Hi all,
Many thanks for your thoughts and prayers, well wishes and blessings for Austen. My family and I are very appreciative of your calls, sms-es, emails and FB postings/messages.
Austen is finally discharged from KKH today (he was admitted on Friday through A&E, we brought him in coz the GP told us to – he had a high fever of 38.5 degree celsius). He was diagnosed with UTI which is a bacterial infection of the urinary tract (kidneys, ureters, bladder and urethra). The UTI is from Escherichia (E.) coli, which is the bacteria from poo poo, and could be caused by hygiene, physical or structural condition of my boy, or any other unknown reason. We have to go back for an ultrasound in a month’s time and another test where they will inject some dye into his blood in 2 months’ time. I really hope it is not due to the physical or structural condition of my boy, PD warned if that is the case, he will have to perform a more invasive test.
The whole experience was horrid (and poor hubby happened to trip on the stairs and had a swollen ankle) - long hours of waiting, same questions asked by different teams of nurses/doctors (we were not informed when they change shift) and worse of all, no single-bed avail and we were thrown into a 4-bedder for the first night after putting our name down for a single-bed room (I will go more into that later).
Ward 85
Baby’s blood was taken at the A&E and the prick was def less painful than the squeezing of blood, the nurse was squeezing his finger so hard and then putting in a little into the container and wiping the rest away with a tissue, and I was thinking why is she doing that? Poor baby was crying so pitifully and there was nothing I can do. This was mild compared to after admission when the nurses in the ward were trying to find his vein to put the needle in so they could put his anti-biotics in. Because he is so small, it is very hard to find hid vein, I get that, but the nurses actually took more than half an hour to do so! I could hear him screaming the entire time (they refused to let me in), I was nearly in tears myself. When I next saw him, the needle was in and looked fine but when I saw his other hand, which was bruised, I realised they must have tried on that hand first, cannot and then do it on the other hand. Can you imagine how heart-breaking that is?
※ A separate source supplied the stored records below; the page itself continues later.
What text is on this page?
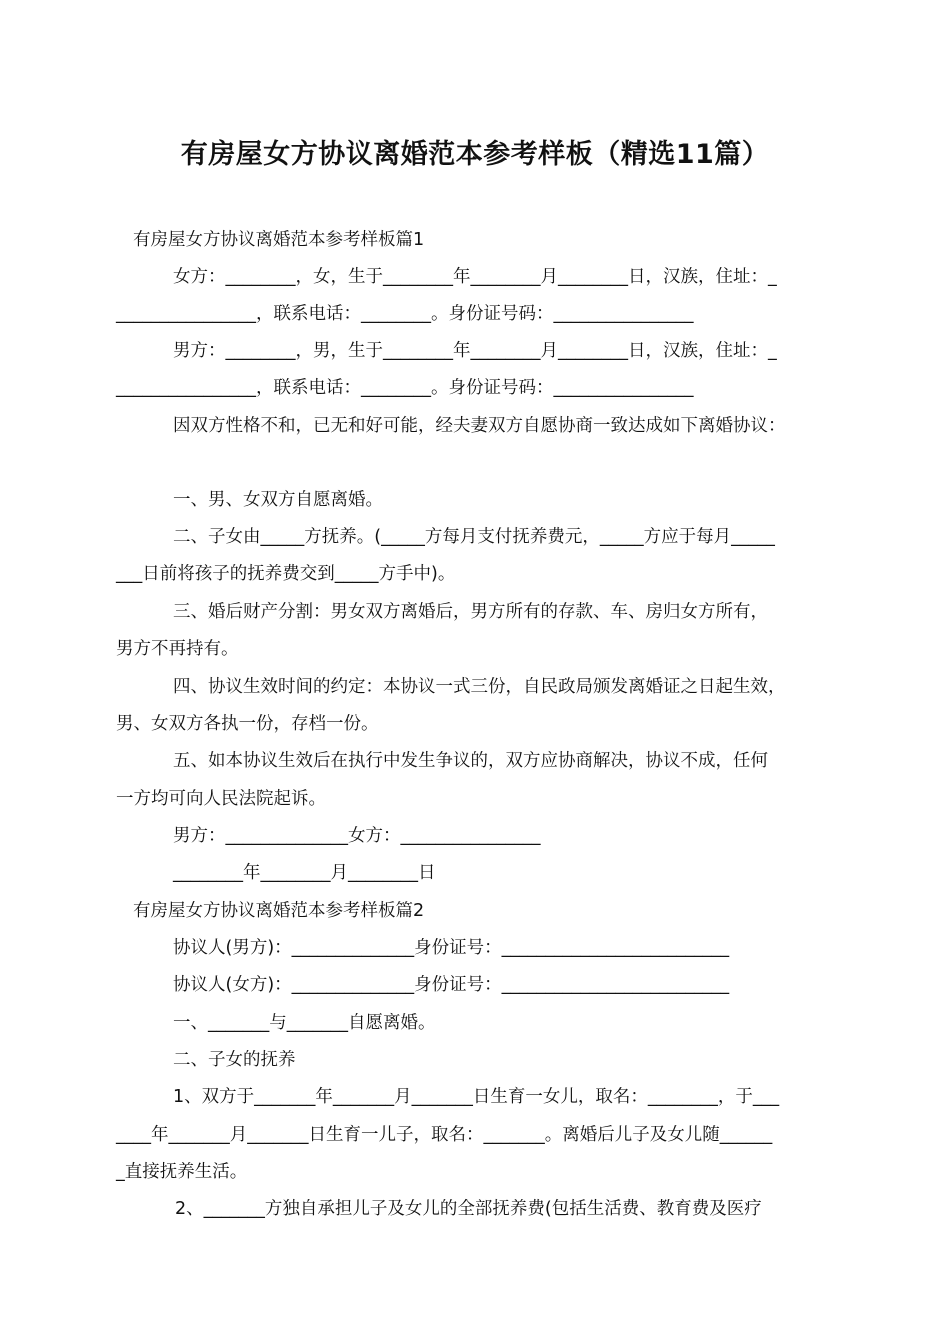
有房屋女方协议离婚范本参考样板（精选11篇）
有房屋女方协议离婚范本参考样板篇1
女方：________，女，生于________年________月________日，汉族，住址：_
________________，联系电话：________。身份证号码：________________
男方：________，男，生于________年________月________日，汉族，住址：_
________________，联系电话：________。身份证号码：________________
因双方性格不和，已无和好可能，经夫妻双方自愿协商一致达成如下离婚协议：
一、男、女双方自愿离婚。
二、子女由_____方抚养。(_____方每月支付抚养费元，_____方应于每月_____
___日前将孩子的抚养费交到_____方手中)。
三、婚后财产分割：男女双方离婚后，男方所有的存款、车、房归女方所有，
男方不再持有。
四、协议生效时间的约定：本协议一式三份，自民政局颁发离婚证之日起生效，
男、女双方各执一份，存档一份。
五、如本协议生效后在执行中发生争议的，双方应协商解决，协议不成，任何
一方均可向人民法院起诉。
男方：______________女方：________________
________年________月________日
有房屋女方协议离婚范本参考样板篇2
协议人(男方)：______________身份证号：__________________________
协议人(女方)：______________身份证号：__________________________
一、_______与_______自愿离婚。
二、子女的抚养
1、双方于_______年_______月_______日生育一女儿，取名：________，于___
____年_______月_______日生育一儿子，取名：_______。离婚后儿子及女儿随______
_直接抚养生活。
2、_______方独自承担儿子及女儿的全部抚养费(包括生活费、教育费及医疗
Dh went home to shower and packed his stuff after admission so he can stay the night more comfortably. While he was gone, PD/nurse came and told me what they were gonna do, and one of the things he said he needed to do is to collect a clean urine sample and it could be via a clean catch method or via a catheter. I said under no situation is the second method to be used. When I left KKH at 3am to go home, I gave dh a summary. Dh waited and then after some time, asked one of the nurse what they were doing for so long and she said they are trying to insert a catheter for austen. Dh blew up at her, something along the line of “Didn’t my wife gave strict instructions NOT to do that?”. Terrified nurse went in to check and came back to said it was her mistaken impression, they were NOT inserting a catheter, just trying to comfort him. Some fine job they were doing.
Bathing – the nurse only bath austen on Saturday coz after seeing her attempt at bathing him, I did it myself the next 3 days. So ill-prepared, towels not laid out, asked me for diapers, etc.
Ward 86
Things got better when we transferred to another ward. This was how it happened. In the first ward, in the 4-bedder, when one child cried, mine woke up and joined him/her. My dh stayed since I gotta pumped (baby refused to latch + super low appetite) and slept for only an hour on a narrow, hard, uneven and awful-smelling foldable bed. I went round the ward and found 3 empty single-bed rooms and demanded to be given one, only to be told two were isolation rooms and one for fits patients. I wouldn’t take no for an answer and tried to convince the admission officer to give up one of the isolation room for me, but she would not budged either. In the end, late on Day 2, someone vacated the only Deluxe Room in another ward (basically a single-bed suite) and made us very happy.
The doctors were pretty good at explaining the procedures, causes, trt, etc. The nurses in this ward were all a lot better, fast to respond, listen carefully to instructions, etc. Though I am very sick of KK's food, I am super grateful we manage to get transferred to Ward 86, and that we bought insurance for austen early.
Okay, I better go now, dh asking why I am writing essay. Good night, people!